La coupure du courant électrique est fréquente en Irak, de l’ordre de 18 heures en moyenne par jour. Le gouvernement avait alloué 30 milliards de dollars à la réfection du réseau électrique. Mais les milliards se sont envolés et le courant n’a pas été rétabli.
b- Les détecteurs d’explosifs:
L’Irak a commandé auprès du Royaume Uni 6.000 détecteurs d’explosifs d’une valeur de 400 millions de dollars. A l’usage, ces détecteurs se sont révélés inopérants entraînant la mort de plusieurs milliers d’irakiens, tués par l’explosion de charges.
c- L’inspection surprise des casernes de Bagdad par le ministre irakien de la Défense: Où se sont envolés les milliards de dollars consacrés à la Défense?
Symptomatique de la dégradation générale des services publics irakiens aura été l’inspection surprise de M. Thabet Al Abassi, ministre irakien de la défense, au caserne de la 6eme division de Bagdad, chargée de la défense de la capitale.
Consterné et choqué par l’état de délabrement des installations,le ministre s’est écrié en ces termes: “Quel pitoyable état! Où sont les milliards de dollars consacrés à la défense?. Drôle de dortoir pour des êtres humains. Comment tolérez-vous de vivre dans de telles conditions? Personne n’accepte de vivre dans de telles conditions et si vous, vous l’acceptez, moi je ne l’accepte pas pour vous, a-t-il poursuivi rempli de colère.
Le ministre a effectué son inspection surprise, à bord d’un taxi, accompagné d’un seul collaborateur. Il a promis qu’il en fera d’autres pour se faire une idée précise de l’état de la défense du pays.
Titulaire d’un diplôme en sciences militaires, M. Abbassi a été nommé ministre de la défense du gouvernement Mohamad Chayyah Al Soudani, le 27 octobre 2022, sur proposition de son groupe parlementaire “Azm” (détermination), lequel, avec 20 membres, constitue la 2me formation (sunnite) par ordre d’importance au parlement irakien présidé par M. Mohamad Halboussi.
Le récit de cette inspection surprise sur ce lien, cf Ar Rai Al Yom 10 avril 2023
Le Hold up de Donald Trump
Donald Trump ne s’embarrasera pas de considérations protocolaires. A la manière des cow boys du Far West, Le président américain va se livrer à un hold up sur le pactole irakien.
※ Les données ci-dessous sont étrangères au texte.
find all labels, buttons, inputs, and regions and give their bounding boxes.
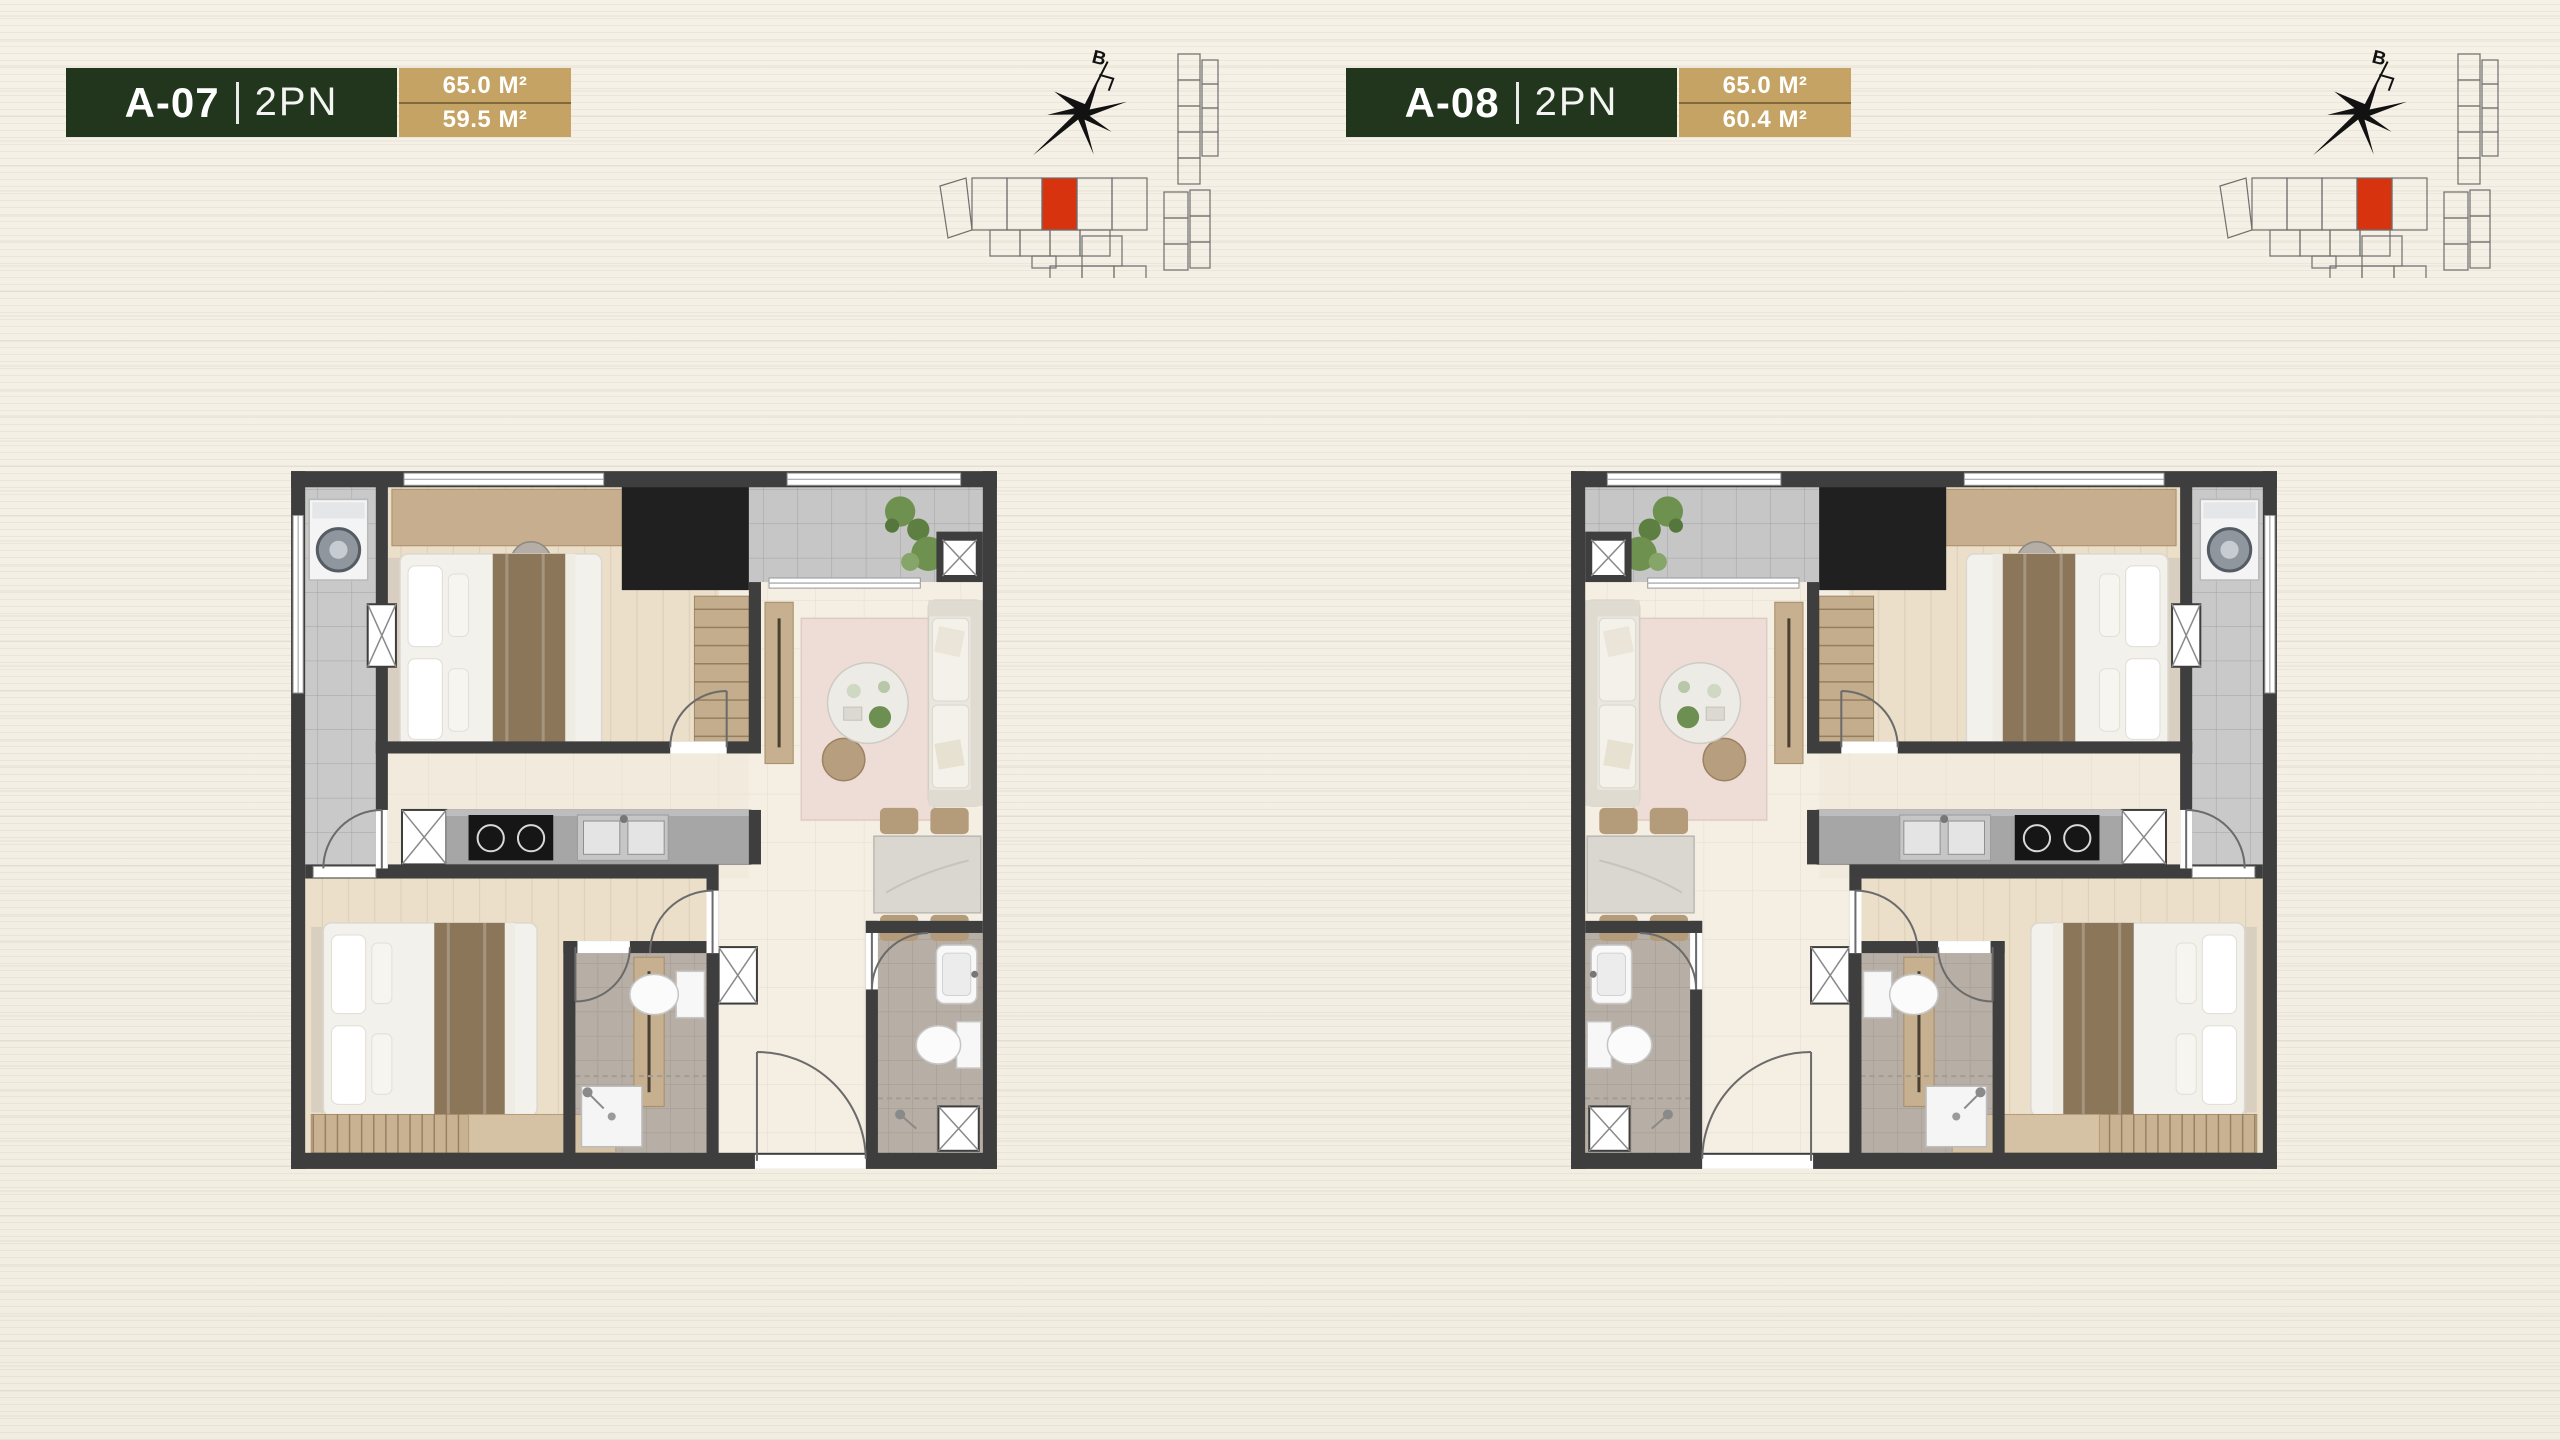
keyplan-map — [2212, 40, 2504, 278]
unit-panel-a08: A-08 2PN 65.0 M² 60.4 M² B — [1280, 0, 2560, 1440]
floorplan-a08 — [1563, 455, 2285, 1177]
unit-code-chip: A-07 2PN — [66, 68, 397, 137]
area-net: 60.4 M² — [1679, 104, 1851, 136]
keyplan-highlighted-unit — [2357, 178, 2392, 230]
keyplan: B — [932, 40, 1224, 278]
unit-type: 2PN — [1535, 80, 1619, 125]
chip-separator — [1516, 82, 1519, 124]
keyplan: B — [2212, 40, 2504, 278]
floorplan-a07 — [283, 455, 1005, 1177]
unit-type: 2PN — [255, 80, 339, 125]
unit-area-chip: 65.0 M² 60.4 M² — [1679, 68, 1851, 137]
keyplan-highlighted-unit — [1042, 178, 1077, 230]
unit-panel-a07: A-07 2PN 65.0 M² 59.5 M² B — [0, 0, 1280, 1440]
area-construction: 65.0 M² — [1679, 70, 1851, 102]
floorplan-sheet: A-07 2PN 65.0 M² 59.5 M² B A-08 — [0, 0, 2560, 1440]
keyplan-map — [932, 40, 1224, 278]
area-net: 59.5 M² — [399, 104, 571, 136]
area-construction: 65.0 M² — [399, 70, 571, 102]
chip-separator — [236, 82, 239, 124]
unit-code: A-08 — [1405, 79, 1500, 127]
unit-code-chip: A-08 2PN — [1346, 68, 1677, 137]
unit-area-chip: 65.0 M² 59.5 M² — [399, 68, 571, 137]
unit-header: A-07 2PN 65.0 M² 59.5 M² — [66, 68, 571, 137]
unit-code: A-07 — [125, 79, 220, 127]
unit-header: A-08 2PN 65.0 M² 60.4 M² — [1346, 68, 1851, 137]
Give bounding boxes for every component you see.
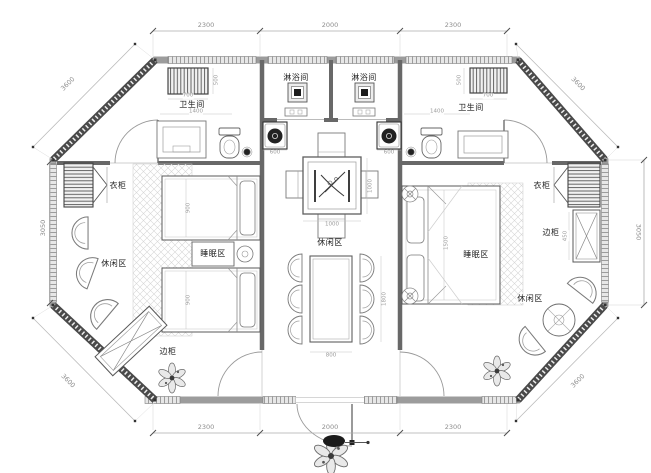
dim-double-bed: 1500 (444, 236, 450, 250)
dim-bottom-right: 2300 (444, 424, 463, 431)
dim-bottom-left: 2300 (197, 424, 216, 431)
room-label-cabinet-right: 边柜 (542, 229, 561, 237)
tea-table (303, 157, 361, 214)
floor-drain (244, 149, 250, 155)
tea-chair (286, 171, 303, 198)
dim-left-side: 3050 (40, 219, 47, 238)
dim-radiator-depth-left: 500 (214, 75, 220, 86)
dim-bath-width-right: 1400 (430, 109, 444, 115)
dining-area (288, 254, 374, 344)
round-table (543, 304, 575, 336)
dim-top-right: 2300 (444, 22, 463, 29)
room-label-sleep-right: 睡眠区 (462, 251, 490, 259)
shower-sink (353, 108, 375, 116)
dim-right-side: 3050 (635, 223, 642, 242)
dim-bottom-center: 2000 (321, 424, 340, 431)
room-label-leisure-left: 休闲区 (100, 260, 128, 268)
side-cabinet (573, 210, 600, 262)
double-bed (402, 186, 500, 304)
dim-tea-table-v: 1000 (368, 179, 374, 193)
towel-radiator (168, 68, 208, 94)
single-bed (162, 268, 260, 332)
washing-machine-left (263, 122, 287, 149)
entry-plant (313, 435, 350, 473)
dim-radiator-width-right: 700 (483, 93, 494, 99)
room-label-leisure-center: 休闲区 (316, 239, 344, 247)
room-label-wardrobe-left: 衣柜 (109, 182, 128, 190)
dim-dining-length: 1800 (382, 292, 388, 306)
dim-bed-width-2: 900 (186, 295, 192, 306)
dim-bath-width-left: 1400 (189, 109, 203, 115)
towel-radiator (470, 68, 507, 93)
room-label-sleep-left: 睡眠区 (199, 250, 227, 258)
dim-cabinet-depth: 450 (563, 231, 569, 242)
dim-top-center: 2000 (321, 22, 340, 29)
bedpost-flower (402, 186, 418, 202)
room-label-shower-left: 淋浴间 (282, 74, 310, 82)
sink-counter (157, 121, 206, 158)
room-label-bathroom-right: 卫生间 (457, 104, 485, 112)
dim-dining-width: 800 (326, 353, 337, 359)
toilet (219, 128, 240, 158)
shower-sink (285, 108, 307, 116)
toilet (421, 128, 442, 158)
entry-opening (296, 395, 364, 405)
room-label-shower-right: 淋浴间 (350, 74, 378, 82)
dim-radiator-depth-right: 500 (457, 75, 463, 86)
dim-washer-left: 600 (270, 150, 281, 156)
tea-chair (318, 133, 345, 157)
floor-plan-page: 淋浴间 淋浴间 卫生间 卫生间 衣柜 衣柜 边柜 边柜 休闲区 休闲区 休闲区 … (0, 0, 651, 473)
room-label-wardrobe-right: 衣柜 (533, 182, 552, 190)
shower-left (285, 83, 307, 116)
dim-radiator-width-left: 700 (183, 93, 194, 99)
dim-tea-table: 1000 (325, 222, 339, 228)
room-label-cabinet-left: 边柜 (159, 348, 178, 356)
floor-drain (408, 149, 414, 155)
dim-top-left: 2300 (197, 22, 216, 29)
washing-machine-right (377, 122, 401, 149)
dining-table (310, 256, 352, 342)
sink-counter (458, 131, 508, 158)
single-bed (162, 176, 260, 240)
bedpost-flower (402, 288, 418, 304)
dim-washer-right: 600 (384, 150, 395, 156)
shower-right (353, 83, 375, 116)
room-label-leisure-right: 休闲区 (516, 295, 544, 303)
dim-bed-width-1: 900 (186, 203, 192, 214)
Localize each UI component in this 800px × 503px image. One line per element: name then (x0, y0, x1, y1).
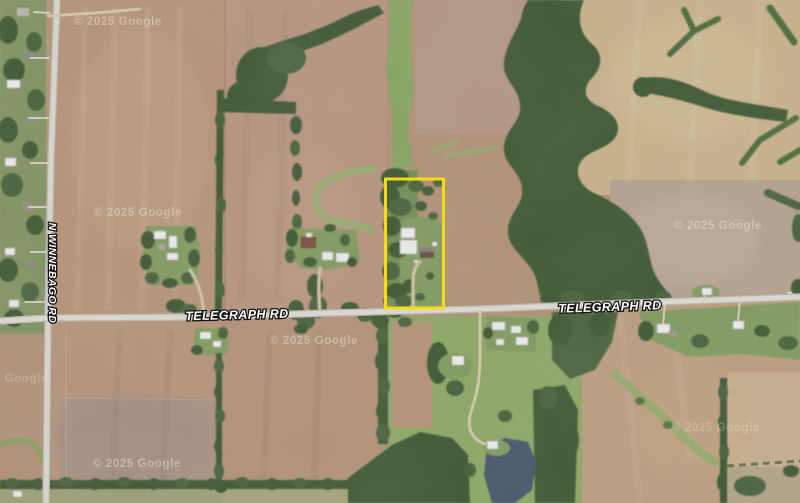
satellite-map-canvas[interactable]: © 2025 Google © 2025 Google © 2025 Googl… (0, 0, 800, 503)
watermark-leftedge-partial: © 2025 Google (0, 373, 48, 385)
watermark-center: © 2025 Google (270, 335, 358, 347)
watermark-midleft: © 2025 Google (94, 207, 182, 219)
map-viewport[interactable]: © 2025 Google © 2025 Google © 2025 Googl… (0, 0, 800, 503)
road-label-telegraph-west: TELEGRAPH RD (185, 307, 289, 324)
watermark-bottomright: © 2025 Google (672, 422, 760, 434)
watermark-right: © 2025 Google (674, 220, 762, 232)
road-label-winnebago: N WINNEBAGO RD (46, 223, 58, 324)
watermark-topleft: © 2025 Google (74, 16, 162, 28)
watermark-bottomleft: © 2025 Google (93, 458, 181, 470)
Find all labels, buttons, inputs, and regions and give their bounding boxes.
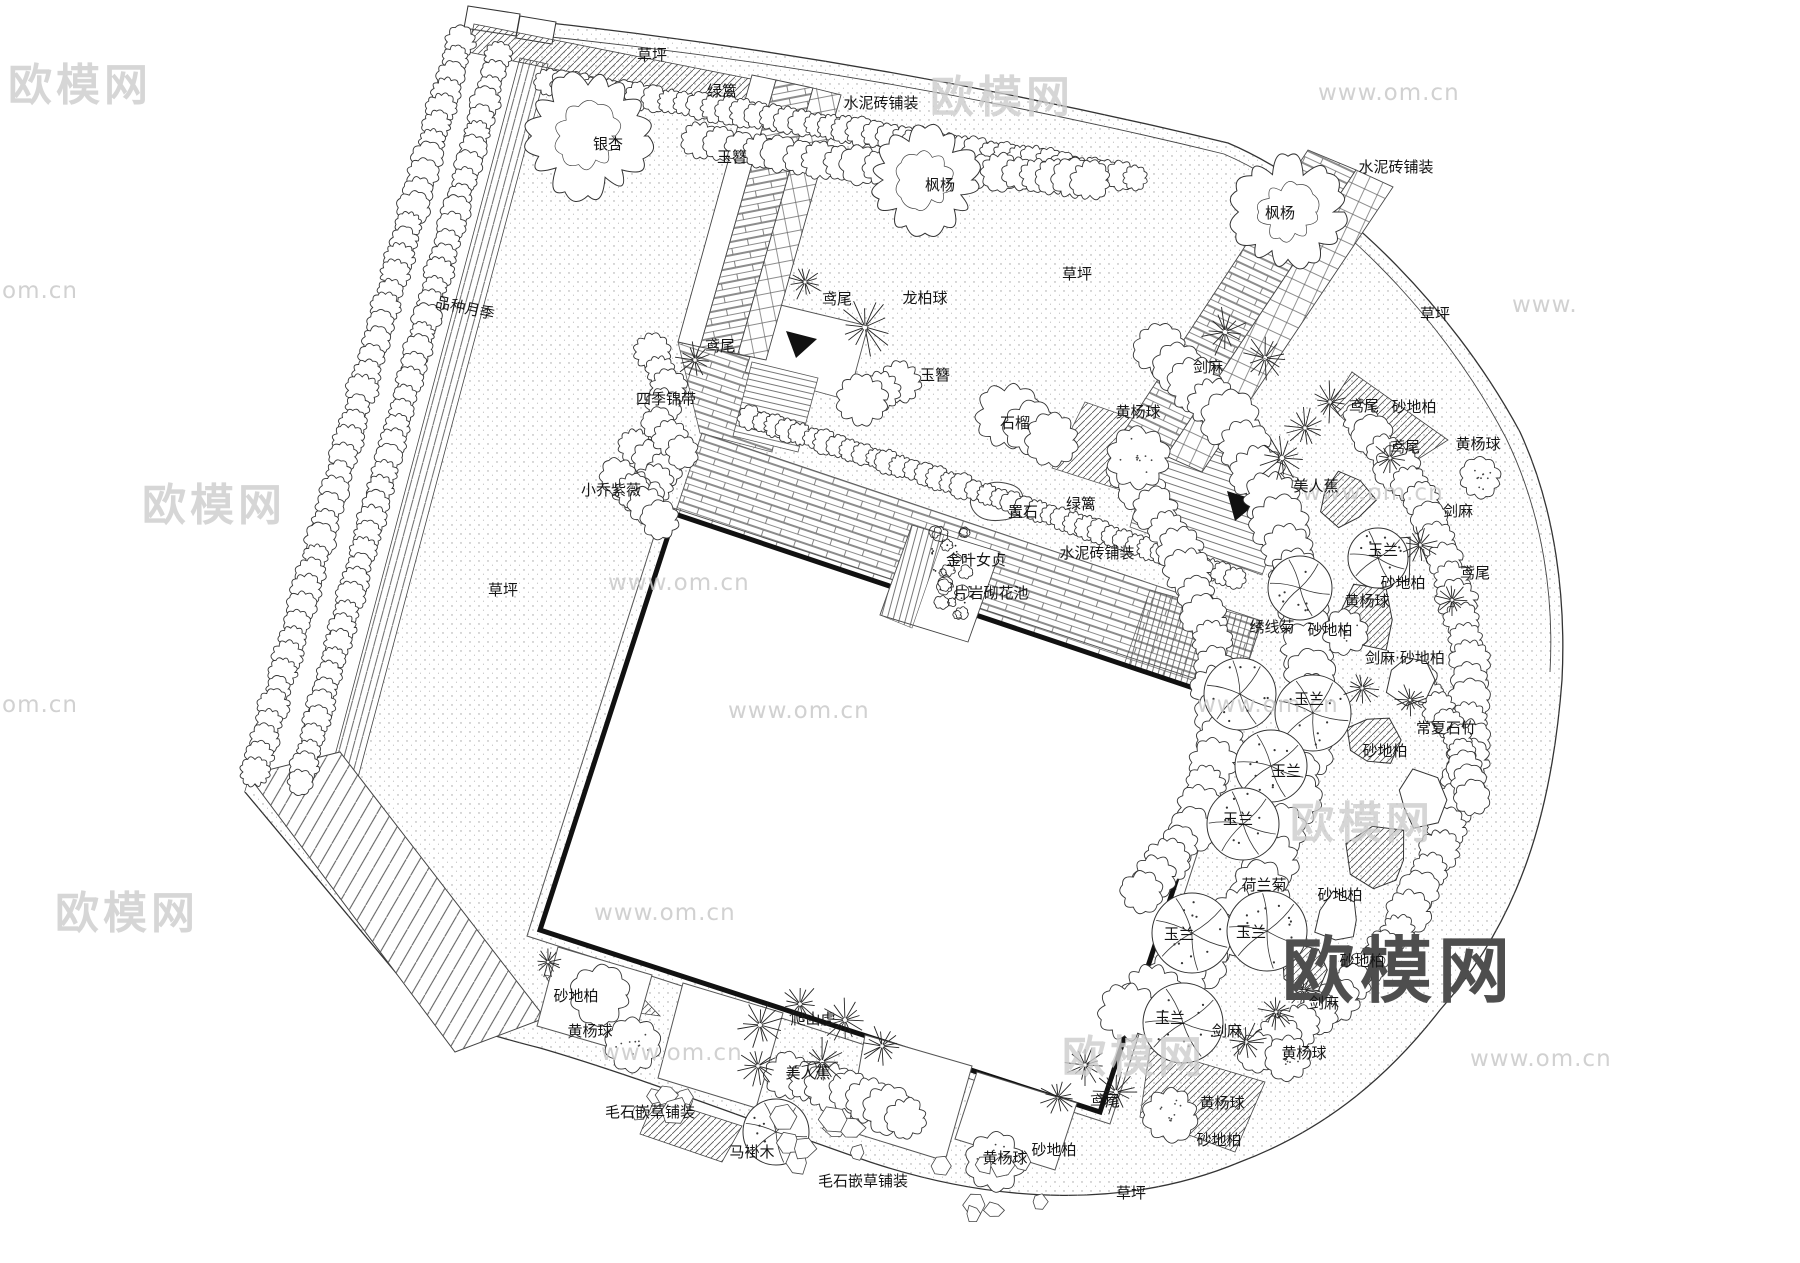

Fraîchement élu et intronisé en janvier 2017, Donald Trump a inauguré son mandat par un grand coup financier.
A la manière des nouveaux «capo» des mafias, pour marquer sa prise de pouvoir, il a ordonné au Trésor américain de bloquer les comptes bancaires d’une vingtaine de hauts dirigeants irakiens, qui ont accédé au pouvoir après l’invasion de l’Irak, en 2003. Le Trésor américain a recensé 22 comptes bancaires alimentés en dollars américains, totalisant 553 milliards de dollars! 22 comptes bancaires appartenant à des personnalités politiques irakiennes, dont l’immense majorité est aujourd’hui au pouvoir, considérés comme des alliés des Etats unis.
«En réparation du sang américain versé en Irak».
Le surprenant est que le président Trump a estimé que cet argent confisqué revenait de droit au peuple américain «en réparation du sang versé par les soldats américains en Irak». Cet argent a été accumulé, en une décennie, par les nouvelles élites irakiennes apparues depuis l’invasion de l’Irak par les président Américain Georges Bush, et proviendraient du détournement de l’argent public irakien, via les transactions étatiques, principalement dans les secteurs du pétrole et de la reconstruction du pays.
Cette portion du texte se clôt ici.